München. Durch die rasante Verbreitung immer leistungsfähigerer Mobiltelefone haben kleine Programme für Mobiltelefone Hochkonjunktur. Mit großem Abstand führend sind dabei Mini- Anwendungen (Englisch "Application“, abgekürzt "App“) für das iPhone von Apple. Apps können ganz auf die Bedürfnisse des Auftraggebers zugeschnitten werden – ein Fest für die Werbebranche. Auch die Automobilhersteller testen inzwischen den neuen Kommunikationsweg. Noch überwiegen bei ihnen die reinen Unterhaltungsangebote. Vor allem mit Rennspielen wollen die Hersteller die junge Zielgruppe für ihre Marke sensibilisieren. Auch Info-Anwendungen für die Formel 1 oder die DTM sind beliebt. Mit der simplen Übertragung von Internet-Inhalten auf das Handy ist es aber nicht getan.

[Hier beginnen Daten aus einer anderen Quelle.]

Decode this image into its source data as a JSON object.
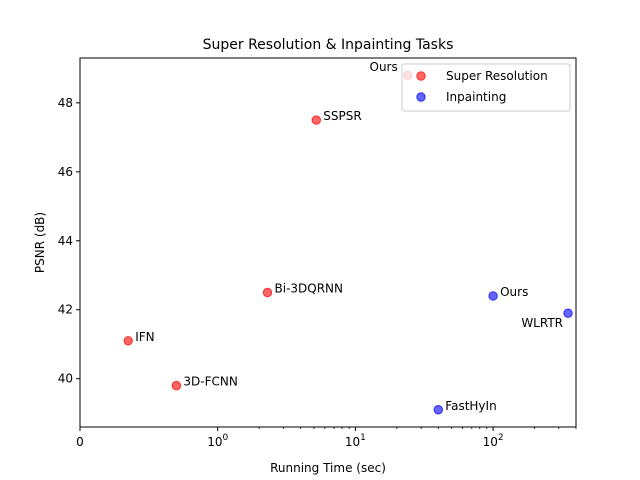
{
  "chart_data": {
    "type": "scatter",
    "title": "Super Resolution & Inpainting Tasks",
    "xlabel": "Running Time (sec)",
    "ylabel": "PSNR (dB)",
    "xscale": "symlog",
    "xlim": [
      0,
      400
    ],
    "ylim": [
      38.6,
      49.3
    ],
    "x_ticks": [
      {
        "value": 0,
        "label": "0"
      },
      {
        "value": 1,
        "label": "10",
        "exp": "0"
      },
      {
        "value": 10,
        "label": "10",
        "exp": "1"
      },
      {
        "value": 100,
        "label": "10",
        "exp": "2"
      }
    ],
    "y_ticks": [
      40,
      42,
      44,
      46,
      48
    ],
    "legend_position": "top-right",
    "grid": false,
    "series": [
      {
        "name": "Super Resolution",
        "color": "#ff0000",
        "points": [
          {
            "x": 24,
            "y": 48.8,
            "label": "Ours"
          },
          {
            "x": 5.2,
            "y": 47.5,
            "label": "SSPSR"
          },
          {
            "x": 2.3,
            "y": 42.5,
            "label": "Bi-3DQRNN"
          },
          {
            "x": 0.35,
            "y": 41.1,
            "label": "IFN"
          },
          {
            "x": 0.7,
            "y": 39.8,
            "label": "3D-FCNN"
          }
        ]
      },
      {
        "name": "Inpainting",
        "color": "#0000ff",
        "points": [
          {
            "x": 100,
            "y": 42.4,
            "label": "Ours"
          },
          {
            "x": 350,
            "y": 41.9,
            "label": "WLRTR"
          },
          {
            "x": 40,
            "y": 39.1,
            "label": "FastHyIn"
          }
        ]
      }
    ]
  }
}
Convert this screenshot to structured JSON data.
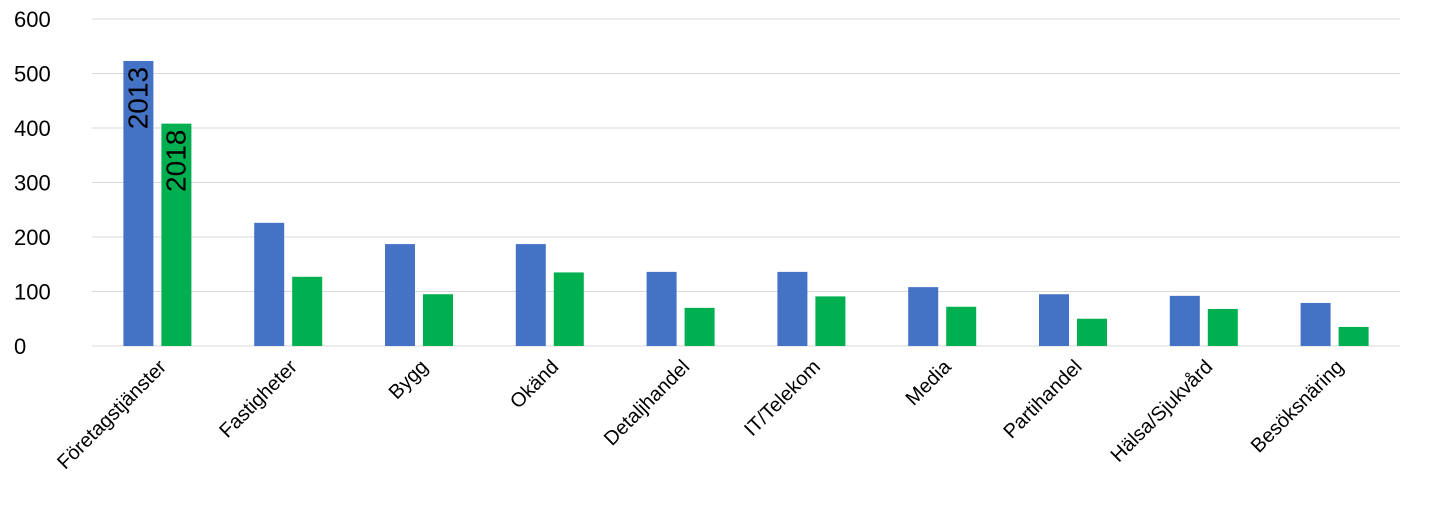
{
  "chart_data": {
    "type": "bar",
    "title": "",
    "xlabel": "",
    "ylabel": "",
    "ylim": [
      0,
      600
    ],
    "yticks": [
      "0",
      "100",
      "200",
      "300",
      "400",
      "500",
      "600"
    ],
    "grid": true,
    "categories": [
      "Företagstjänster",
      "Fastigheter",
      "Bygg",
      "Okänd",
      "Detaljhandel",
      "IT/Telekom",
      "Media",
      "Partihandel",
      "Hälsa/Sjukvård",
      "Besöksnäring"
    ],
    "series": [
      {
        "name": "2013",
        "color": "#4472c4",
        "values": [
          523,
          226,
          187,
          187,
          136,
          136,
          108,
          95,
          92,
          79
        ]
      },
      {
        "name": "2018",
        "color": "#00b050",
        "values": [
          408,
          127,
          95,
          135,
          70,
          91,
          72,
          50,
          68,
          35
        ]
      }
    ]
  }
}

Banale Werbebilder-Shows, wie sie etwa Porsche mit dem App "Porsche Panamera – das mobile Erlebnis“ anbietet, fallen bei den verwöhnten Internet-Nutzern glatt durch. Manchmal schießen die Werber mit ihren Gratis-Apps sogar ein Eigentor. Denn die Generation Internet lässt sich nicht mit billig produziertem Pixelbrei abspeisen. Das Angebot auf dem Monitor von iPhone & Co. muss bei dieser Zielgruppe cool wirken und für Wow-Effekte sorgen, sonst kehrt sich der Werbeeffekt ins Gegenteil. Ein Unterhaltungsgimmick landet dann noch schneller im virtuellen Papierkorb als dies ohnehin schon oft geschieht. Nachhaltiger dürfte der Ansatz sein, nützliche Informationen ansprechend zu verpacken und Kundenkontakte zum Handel zu schaffen. Honda macht dies beispielhaft mit einem "iShowroom“ genannten App vor – bislang aber nur für den australischen Markt. Das Programm zeigt das gesamte Honda-Programm für den fünften Kontinent und findet dank eingebautem GPS ruck, zuck den nächstgelegenen Honda-Händler.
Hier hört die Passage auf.